Когда разговоры и слухи прекратились, а волнение немного улеглось, из Верхнереченска уехал сапожник Лев Кагардэ. Мастерскую на Рыночной улице, где он чинил галоши и приклеивал резиновые подошвы к кожаной обуви, Лев сдал портному Ивану Рухлову. За день до своего отъезда Лев в последний раз встретился с портным.
Иван Рухлов — маленький рыжебородый человечек — стоял перед Львом, сложив на животе корявые руки. Серые штаны Ивана спадали мешками на стоптанные, дырявые башмаки, праздничный чесучовый пиджак был засален до невозможности, котелок уже дважды подкрашивался тушью и тем не менее выглядел совершенно неприлично.
— Ну, Иван, — сказал Лев, — завтра вы можете занимать мою мастерскую.
— Поверьте, — пробормотал Иван, прижимая обе руки к груди, — поверьте, я благословляю вас!
— Как я уже сказал, — продолжал Лев, — я отдаю вам все это бесплатно. Пользуйтесь!
— Я буду за вас молиться!
— Можешь не утруждать себя! Бог мне не поможет!

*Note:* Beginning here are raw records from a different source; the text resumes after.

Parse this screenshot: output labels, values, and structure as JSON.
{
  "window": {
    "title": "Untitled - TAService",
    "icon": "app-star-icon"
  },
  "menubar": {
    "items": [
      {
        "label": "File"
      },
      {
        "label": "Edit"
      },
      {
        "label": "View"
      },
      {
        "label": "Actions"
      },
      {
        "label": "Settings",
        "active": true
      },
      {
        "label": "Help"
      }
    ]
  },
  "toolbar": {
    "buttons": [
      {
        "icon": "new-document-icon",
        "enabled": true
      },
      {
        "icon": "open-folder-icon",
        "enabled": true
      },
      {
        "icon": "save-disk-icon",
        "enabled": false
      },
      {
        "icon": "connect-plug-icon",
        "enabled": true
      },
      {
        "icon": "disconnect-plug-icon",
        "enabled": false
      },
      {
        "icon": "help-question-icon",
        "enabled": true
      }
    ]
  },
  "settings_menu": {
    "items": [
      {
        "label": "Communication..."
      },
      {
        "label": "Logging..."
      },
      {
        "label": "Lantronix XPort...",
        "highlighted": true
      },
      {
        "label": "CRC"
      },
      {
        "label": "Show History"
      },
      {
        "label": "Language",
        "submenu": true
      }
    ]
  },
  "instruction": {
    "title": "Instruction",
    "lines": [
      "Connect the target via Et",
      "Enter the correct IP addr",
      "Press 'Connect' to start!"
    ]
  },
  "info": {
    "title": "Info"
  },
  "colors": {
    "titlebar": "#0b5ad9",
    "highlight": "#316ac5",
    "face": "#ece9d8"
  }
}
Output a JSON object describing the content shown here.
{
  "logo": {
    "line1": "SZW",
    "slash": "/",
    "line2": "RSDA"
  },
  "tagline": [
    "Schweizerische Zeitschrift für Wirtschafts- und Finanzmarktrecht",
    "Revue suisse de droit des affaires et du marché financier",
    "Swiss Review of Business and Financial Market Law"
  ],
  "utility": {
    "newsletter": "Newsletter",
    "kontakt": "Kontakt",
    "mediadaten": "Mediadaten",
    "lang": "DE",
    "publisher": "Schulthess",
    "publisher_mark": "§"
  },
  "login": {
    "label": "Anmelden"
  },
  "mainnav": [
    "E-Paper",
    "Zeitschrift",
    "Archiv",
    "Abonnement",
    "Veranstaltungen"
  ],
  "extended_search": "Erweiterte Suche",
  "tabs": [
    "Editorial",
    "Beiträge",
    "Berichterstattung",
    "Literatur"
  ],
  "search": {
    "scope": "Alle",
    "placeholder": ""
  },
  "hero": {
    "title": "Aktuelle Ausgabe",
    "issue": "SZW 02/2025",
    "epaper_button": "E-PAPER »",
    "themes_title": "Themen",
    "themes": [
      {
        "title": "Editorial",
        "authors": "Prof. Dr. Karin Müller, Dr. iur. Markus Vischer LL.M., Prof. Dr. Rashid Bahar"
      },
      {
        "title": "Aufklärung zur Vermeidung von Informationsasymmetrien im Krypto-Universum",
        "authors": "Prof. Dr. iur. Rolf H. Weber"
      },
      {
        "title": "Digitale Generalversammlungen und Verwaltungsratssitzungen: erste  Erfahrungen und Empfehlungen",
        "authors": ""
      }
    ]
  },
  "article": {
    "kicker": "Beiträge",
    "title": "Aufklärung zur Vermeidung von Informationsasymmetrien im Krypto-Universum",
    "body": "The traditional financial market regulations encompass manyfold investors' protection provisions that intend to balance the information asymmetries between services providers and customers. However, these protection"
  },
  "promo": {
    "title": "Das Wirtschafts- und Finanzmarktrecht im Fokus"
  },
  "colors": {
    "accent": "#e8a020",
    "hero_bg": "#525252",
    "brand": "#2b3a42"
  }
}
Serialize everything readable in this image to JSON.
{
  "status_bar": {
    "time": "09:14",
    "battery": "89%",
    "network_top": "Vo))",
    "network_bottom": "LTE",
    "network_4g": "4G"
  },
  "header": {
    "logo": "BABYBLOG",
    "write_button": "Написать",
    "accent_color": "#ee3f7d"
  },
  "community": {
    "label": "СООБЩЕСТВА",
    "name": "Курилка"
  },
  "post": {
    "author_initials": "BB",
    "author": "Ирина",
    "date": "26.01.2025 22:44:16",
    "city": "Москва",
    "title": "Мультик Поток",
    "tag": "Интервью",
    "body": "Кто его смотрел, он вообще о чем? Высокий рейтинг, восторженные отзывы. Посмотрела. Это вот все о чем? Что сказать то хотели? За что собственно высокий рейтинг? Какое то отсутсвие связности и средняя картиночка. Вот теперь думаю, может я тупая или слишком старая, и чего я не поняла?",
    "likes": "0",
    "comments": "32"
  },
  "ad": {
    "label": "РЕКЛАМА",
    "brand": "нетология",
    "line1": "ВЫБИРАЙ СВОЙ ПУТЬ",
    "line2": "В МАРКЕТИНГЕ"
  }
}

Лев рассмеялся резким, неприятным смехом, отошел к окну и долго молчал.
— Все это ерунда! — сказал наконец он. — Вот что, Рухлов. Ты видишь, я добр, добр даже к портным. И если ты при случае помянешь своим друзьям или клиентам, что я был добрым человеком, — что же, пожалуйста, болтай, что хочешь.
— Да, да!
— Слушай, Иван, погляди сюда. Ты видишь человека, который рассматривает мой дом?
— Да, да, вижу. Маленький, толстый.
— Запомни его. Если когда-нибудь он придет сюда и скажет: «Мне никого не надо, я зашел просто так», — ты ответь ему: «Он уехал, но вернется».

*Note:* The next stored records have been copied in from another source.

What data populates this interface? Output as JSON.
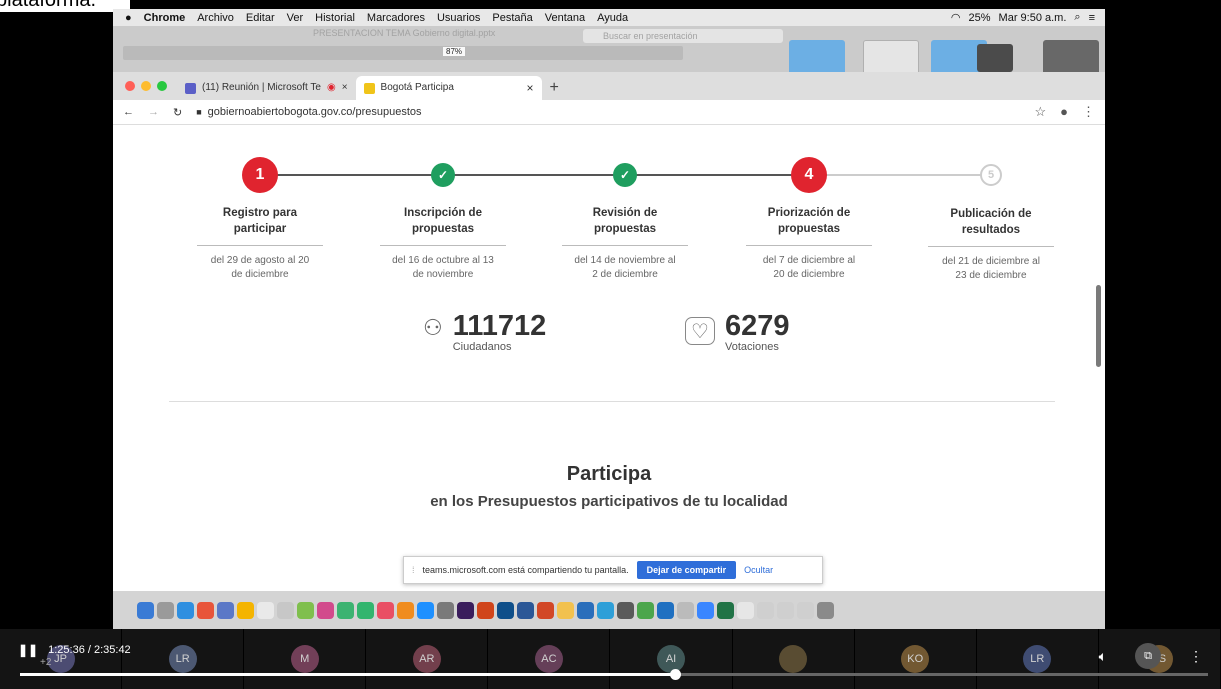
{
  "caption": "plataforma.",
  "menubar": {
    "app": "Chrome",
    "items": [
      "Archivo",
      "Editar",
      "Ver",
      "Historial",
      "Marcadores",
      "Usuarios",
      "Pestaña",
      "Ventana",
      "Ayuda"
    ],
    "battery": "25%",
    "clock": "Mar 9:50 a.m."
  },
  "ppt": {
    "zoom": "87%",
    "doc_title": "PRESENTACION TEMA Gobierno digital.pptx",
    "search_placeholder": "Buscar en presentación"
  },
  "tabs": [
    {
      "label": "(11) Reunión | Microsoft Te",
      "color": "#5b5fc7"
    },
    {
      "label": "Bogotá Participa",
      "color": "#f0c419"
    }
  ],
  "url": "gobiernoabiertobogota.gov.co/presupuestos",
  "steps": [
    {
      "marker": "1",
      "state": "red",
      "title1": "Registro para",
      "title2": "participar",
      "date1": "del 29 de agosto al 20",
      "date2": "de diciembre"
    },
    {
      "marker": "✓",
      "state": "green",
      "title1": "Inscripción de",
      "title2": "propuestas",
      "date1": "del 16 de octubre al 13",
      "date2": "de noviembre"
    },
    {
      "marker": "✓",
      "state": "green",
      "title1": "Revisión de",
      "title2": "propuestas",
      "date1": "del 14 de noviembre al",
      "date2": "2 de diciembre"
    },
    {
      "marker": "4",
      "state": "red",
      "title1": "Priorización de",
      "title2": "propuestas",
      "date1": "del 7 de diciembre al",
      "date2": "20 de diciembre"
    },
    {
      "marker": "5",
      "state": "gray",
      "title1": "Publicación de",
      "title2": "resultados",
      "date1": "del 21 de diciembre al",
      "date2": "23 de diciembre"
    }
  ],
  "stats": {
    "citizens_value": "111712",
    "citizens_label": "Ciudadanos",
    "votes_value": "6279",
    "votes_label": "Votaciones"
  },
  "participa": {
    "title": "Participa",
    "subtitle": "en los Presupuestos participativos de tu localidad"
  },
  "share_bar": {
    "message": "teams.microsoft.com está compartiendo tu pantalla.",
    "stop_label": "Dejar de compartir",
    "hide_label": "Ocultar"
  },
  "player": {
    "time": "1:25:36 / 2:35:42",
    "progress_fraction": 0.551,
    "extra_count": "+2",
    "participants": [
      "JP",
      "LR",
      "M",
      "AR",
      "AC",
      "AI",
      "",
      "KO",
      "LR",
      "LS"
    ]
  }
}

— Он уехал, но вернется, — покорно повторил Иван.
— И я прошу тебя еще об одном. — Лев мрачно посмотрел в окно. — Когда на мое имя будут приходить письма, ты их вскрывай и вешай вот сюда. Вот на этот гвоздь. Если кто-нибудь из твоих клиентов захочет их читать, пусть читает. На здоровье!
— Да, да, я все исполню!
— Ну, можешь идти. Нет, постой. Под домом есть подвал. Он залит водой. Мне все равно, захочешь ли ты его осушить или нет, но лучше, если ты этого не захочешь.
— Нет, нет, я не захочу, ей-богу, не захочу! — убежденно пробормотал Иван — он еще не верил, что счастье на самом деле привалило к нему.
— Впрочем, все это чушь, дедушка! — Лев тоскливо улыбнулся. — Я просто шутил с тобой. Никто не придет к тебе, никто не будет присылать мне письма. И подвала под домом нет. Я окончил работу и теперь уезжаю. Прощай. Перебирайся сюда хоть завтра.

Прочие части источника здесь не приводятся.